Itália pede ao Brasil a extradição de Robinho, condenado por estupro

Condenado em última instância a nove anos de prisão por estupro coletivo na Itália, o ex-jogador de futebol Robinho teve sua extradição oficialmente pedida pelo governo italiano ao Brasil nesta terça (4).

A medida, no entanto, deve ter pouco efeito prático, pois o Brasil não extradita seus cidadãos. Já havia um mandado de prisão internacional em vigor contra ele, que pode se complicar apenas se sair do país. Cumprir a sentença no Brasil também é uma situação pouco provável.

Robinho, que está no Brasil desde 2020, chamou a atenção na última sexta (30) ao postar em sua rede social uma foto vestindo a camiseta da seleção brasileira e fazendo o número 22 com as mãos. Na legenda, escreveu apenas “22”, deixando claro o apoio ao presidente Jair Bolsonaro (PL) na eleição de domingo (2). Foi a primeira postagem do ex-jogador neste ano.

O pedido de extradição já havia sido feito pelo Ministério Público de Milão há oito meses, mas só agora o Ministério da Justiça da Itália encaminhou o documento ao governo brasileiro, segundo a agência de notícias italiana Ansa.

Robinho foi condenado a nove anos de prisão por participar de um estupro coletivo contra uma jovem albanesa em uma boate de Milão em 2013. Em janeiro deste ano, o Supremo Tribunal italiano confirmou a condenação e não há mais possibilidades de apelação.

Durante o processo, a defesa alegou que o ex-atleta é inocente. Os advogados de Robinho sustentavam que não havia provas de que a relação com a vítima não tenha sido consensual. Afirmaram ainda que processo contém falhas e jogador foi ‘massacrado pela mídia’.

POUCA CHANCE DE PRISÃO NO BRASIL

Pelo que está estabelecido na legislação brasileira, uma solicitação de prisão de um brasileiro por crime cometido no exterior é recebida pelo STJ (Superior Tribunal de Justiça), que analisa o cumprimento de alguns requisitos, como citação regular, trânsito em julgado e similaridade nas leis –isto é, o que é crime no outro país também é crime no Brasil.

Onde a transferência da pena pode esbarrar é em um trecho do acordo de cooperação judiciária entre Brasil e Itália, firmado em 1989 e modificado em 1993. O acerto entre os países estabelece explicitamente que “a cooperação não compreenderá a execução de medidas restritivas da liberdade pessoal nem a execução de condenações”.

Se o STJ entender que a sentença não deva ser homologada, o processo poderá ser reaberto do zero no Brasil. Aí o caso será remetido à primeira instância, na qual serão reexaminadas todas as provas e haverá novamente amplo espaço de defesa.

O CRIME

O caso ocorreu na madrugada do dia 22 de janeiro de 2013, em uma casa noturna de Milão.
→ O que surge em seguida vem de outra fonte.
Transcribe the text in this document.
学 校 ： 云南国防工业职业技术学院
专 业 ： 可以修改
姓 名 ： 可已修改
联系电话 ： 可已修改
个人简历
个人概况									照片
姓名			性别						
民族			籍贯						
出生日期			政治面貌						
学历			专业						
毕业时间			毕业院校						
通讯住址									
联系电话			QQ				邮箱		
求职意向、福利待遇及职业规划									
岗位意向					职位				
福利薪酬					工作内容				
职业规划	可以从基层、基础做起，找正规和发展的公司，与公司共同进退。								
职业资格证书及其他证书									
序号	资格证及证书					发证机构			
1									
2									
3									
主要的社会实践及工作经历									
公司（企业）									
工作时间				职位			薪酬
Segundo investigação do Ministério Público, Robinho e outros cinco brasileiros praticaram violência sexual de grupo contra a vítima, que foi embriagada por eles e, inconsciente, levada para o camarim do estabelecimento, onde foi estuprada várias vezes. Por terem deixado a Itália durante a investigação, os outros quatro homens não puderam ser notificados, e o caso deles foi desmembrado do processo.
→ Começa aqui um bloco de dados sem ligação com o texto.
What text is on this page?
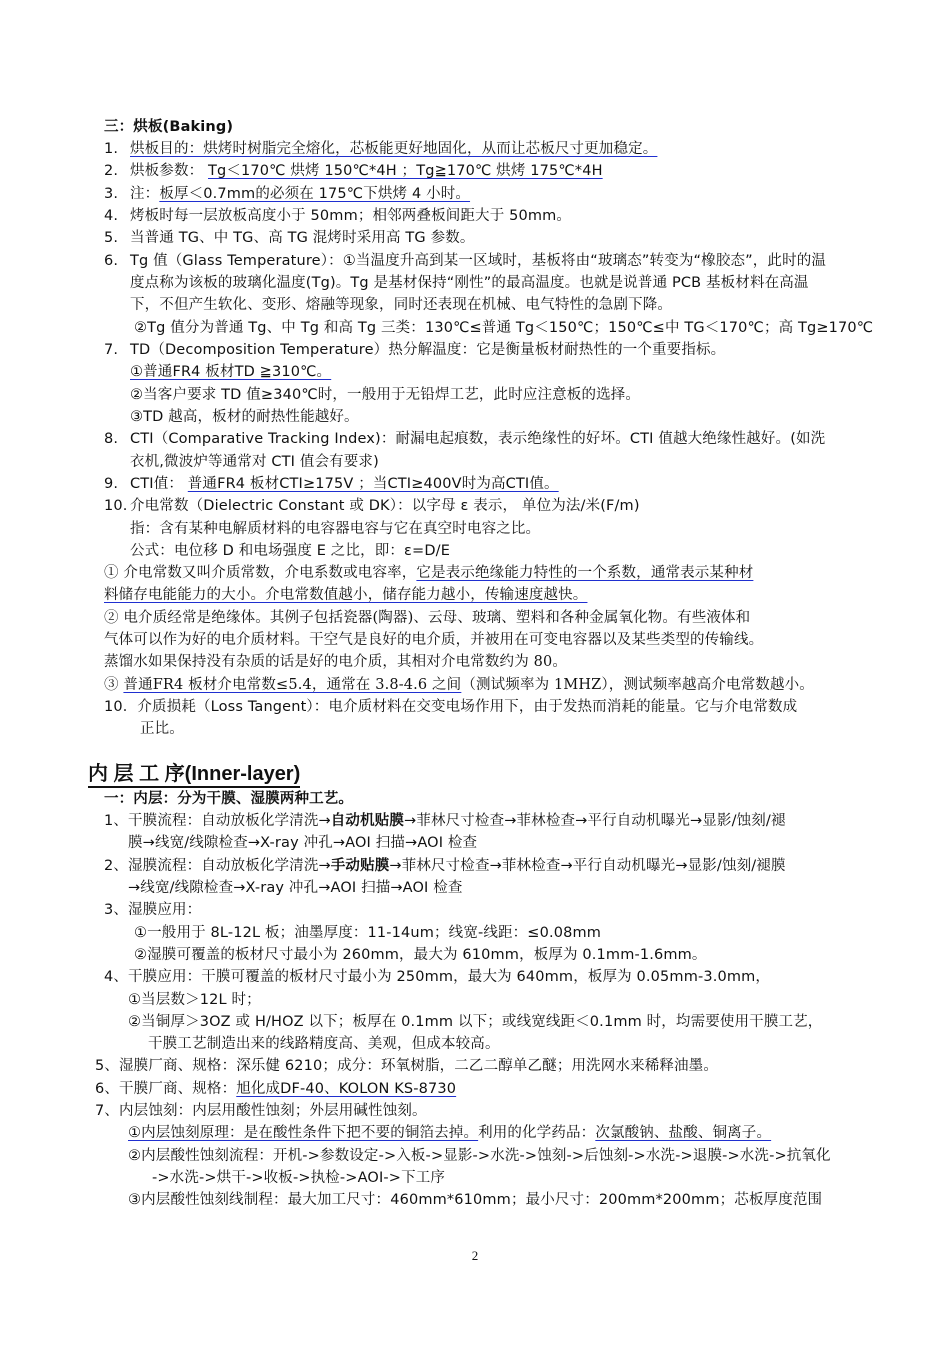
三：烘板(Baking)
1. 烘板目的：烘烤时树脂完全熔化，芯板能更好地固化，从而让芯板尺寸更加稳定。
2. 烘板参数： Tg＜170℃ 烘烤 150℃*4H ；Tg≧170℃ 烘烤 175℃*4H
3. 注：板厚＜0.7mm的必须在 175℃下烘烤 4 小时。
4. 烤板时每一层放板高度小于 50mm；相邻两叠板间距大于 50mm。
5. 当普通 TG、中 TG、高 TG 混烤时采用高 TG 参数。
6. Tg 值（Glass Temperature）：①当温度升高到某一区域时，基板将由“玻璃态”转变为“橡胶态”，此时的温
度点称为该板的玻璃化温度(Tg)。Tg 是基材保持“刚性”的最高温度。也就是说普通 PCB 基板材料在高温
下，不但产生软化、变形、熔融等现象，同时还表现在机械、电气特性的急剧下降。
②Tg 值分为普通 Tg、中 Tg 和高 Tg 三类：130℃≤普通 Tg＜150℃；150℃≤中 TG＜170℃；高 Tg≥170℃
7. TD（Decomposition Temperature）热分解温度：它是衡量板材耐热性的一个重要指标。
①普通FR4 板材TD ≧310℃。
②当客户要求 TD 值≥340℃时，一般用于无铅焊工艺，此时应注意板的选择。
③TD 越高，板材的耐热性能越好。
8. CTI（Comparative Tracking Index)：耐漏电起痕数，表示绝缘性的好坏。CTI 值越大绝缘性越好。(如洗
衣机,微波炉等通常对 CTI 值会有要求)
9. CTI值： 普通FR4 板材CTI≥175V ；当CTI≥400V时为高CTI值。
10. 介电常数（Dielectric Constant 或 DK）：以字母 ε 表示， 单位为法/米(F/m)
指：含有某种电解质材料的电容器电容与它在真空时电容之比。
公式：电位移 D 和电场强度 E 之比，即：ε=D/E
① 介电常数又叫介质常数，介电系数或电容率，它是表示绝缘能力特性的一个系数，通常表示某种材
料储存电能能力的大小。介电常数值越小，储存能力越小，传输速度越快。
② 电介质经常是绝缘体。其例子包括瓷器(陶器)、云母、玻璃、塑料和各种金属氧化物。有些液体和
气体可以作为好的电介质材料。干空气是良好的电介质，并被用在可变电容器以及某些类型的传输线。
蒸馏水如果保持没有杂质的话是好的电介质，其相对介电常数约为 80。
③ 普通FR4 板材介电常数≤5.4，通常在 3.8-4.6 之间（测试频率为 1MHZ），测试频率越高介电常数越小。
10．介质损耗（Loss Tangent）：电介质材料在交变电场作用下，由于发热而消耗的能量。它与介电常数成
正比。
内 层 工 序(Inner-layer)
一：内层：分为干膜、湿膜两种工艺。
1、干膜流程：自动放板化学清洗→自动机贴膜→菲林尺寸检查→菲林检查→平行自动机曝光→显影/蚀刻/褪
膜→线宽/线隙检查→X-ray 冲孔→AOI 扫描→AOI 检查
2、湿膜流程：自动放板化学清洗→手动贴膜→菲林尺寸检查→菲林检查→平行自动机曝光→显影/蚀刻/褪膜
→线宽/线隙检查→X-ray 冲孔→AOI 扫描→AOI 检查
3、湿膜应用：
①一般用于 8L-12L 板；油墨厚度：11-14um；线宽-线距：≤0.08mm
②湿膜可覆盖的板材尺寸最小为 260mm，最大为 610mm，板厚为 0.1mm-1.6mm。
4、干膜应用：干膜可覆盖的板材尺寸最小为 250mm，最大为 640mm，板厚为 0.05mm-3.0mm，
①当层数＞12L 时；
②当铜厚＞3OZ 或 H/HOZ 以下；板厚在 0.1mm 以下；或线宽线距＜0.1mm 时，均需要使用干膜工艺，
干膜工艺制造出来的线路精度高、美观，但成本较高。
5、湿膜厂商、规格：深乐健 6210；成分：环氧树脂，二乙二醇单乙醚；用洗网水来稀释油墨。
6、干膜厂商、规格：旭化成DF-40、KOLON KS-8730
7、内层蚀刻：内层用酸性蚀刻；外层用碱性蚀刻。
①内层蚀刻原理：是在酸性条件下把不要的铜箔去掉。利用的化学药品：次氯酸钠、盐酸、铜离子。
②内层酸性蚀刻流程：开机->参数设定->入板->显影->水洗->蚀刻->后蚀刻->水洗->退膜->水洗->抗氧化
->水洗->烘干->收板->执检->AOI->下工序
③内层酸性蚀刻线制程：最大加工尺寸：460mm*610mm；最小尺寸：200mm*200mm；芯板厚度范围
2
A acusação foi baseada no depoimento da vítima e em conversas telefônicas interceptadas com autorização da Justiça italiana, incluídas como provas no processo. Em novembro de 2017, Robinho e o amigo Ricardo Falco foram condenados na primeira instância, em Milão, por estupro coletivo, segundo os artigos 609 bis e 609 octies do código penal italiano, que determinam prisão de 8 a 14 anos. À época, Robinho jogava no Atlético-MG.

Os advogados de defesa recorreram, e um novo julgamento foi realizado em dezembro de 2020, quando a sentença foi confirmada pela segunda instância.

Pouco antes, em outubro de 2020, o Globoesporte.com revelou o conteúdo das escutas telefônicas. Nelas, Robinho e amigos deixam evidente que sabiam que a vítima estava inconsciente. Em uma das falas mais explícitas, o atacante diz: “Estou rindo porque não estou nem aí, a mulher estava completamente bêbada, não sabe nem o que aconteceu”.

A divulgação causou a suspensão de um acordo entre Robinho e o Santos, que o havia anunciado como parte do clube até fevereiro de 2021.

Em janeiro de 2022, houve a confirmação da condenação na terceira e última instância da Justiça italiana.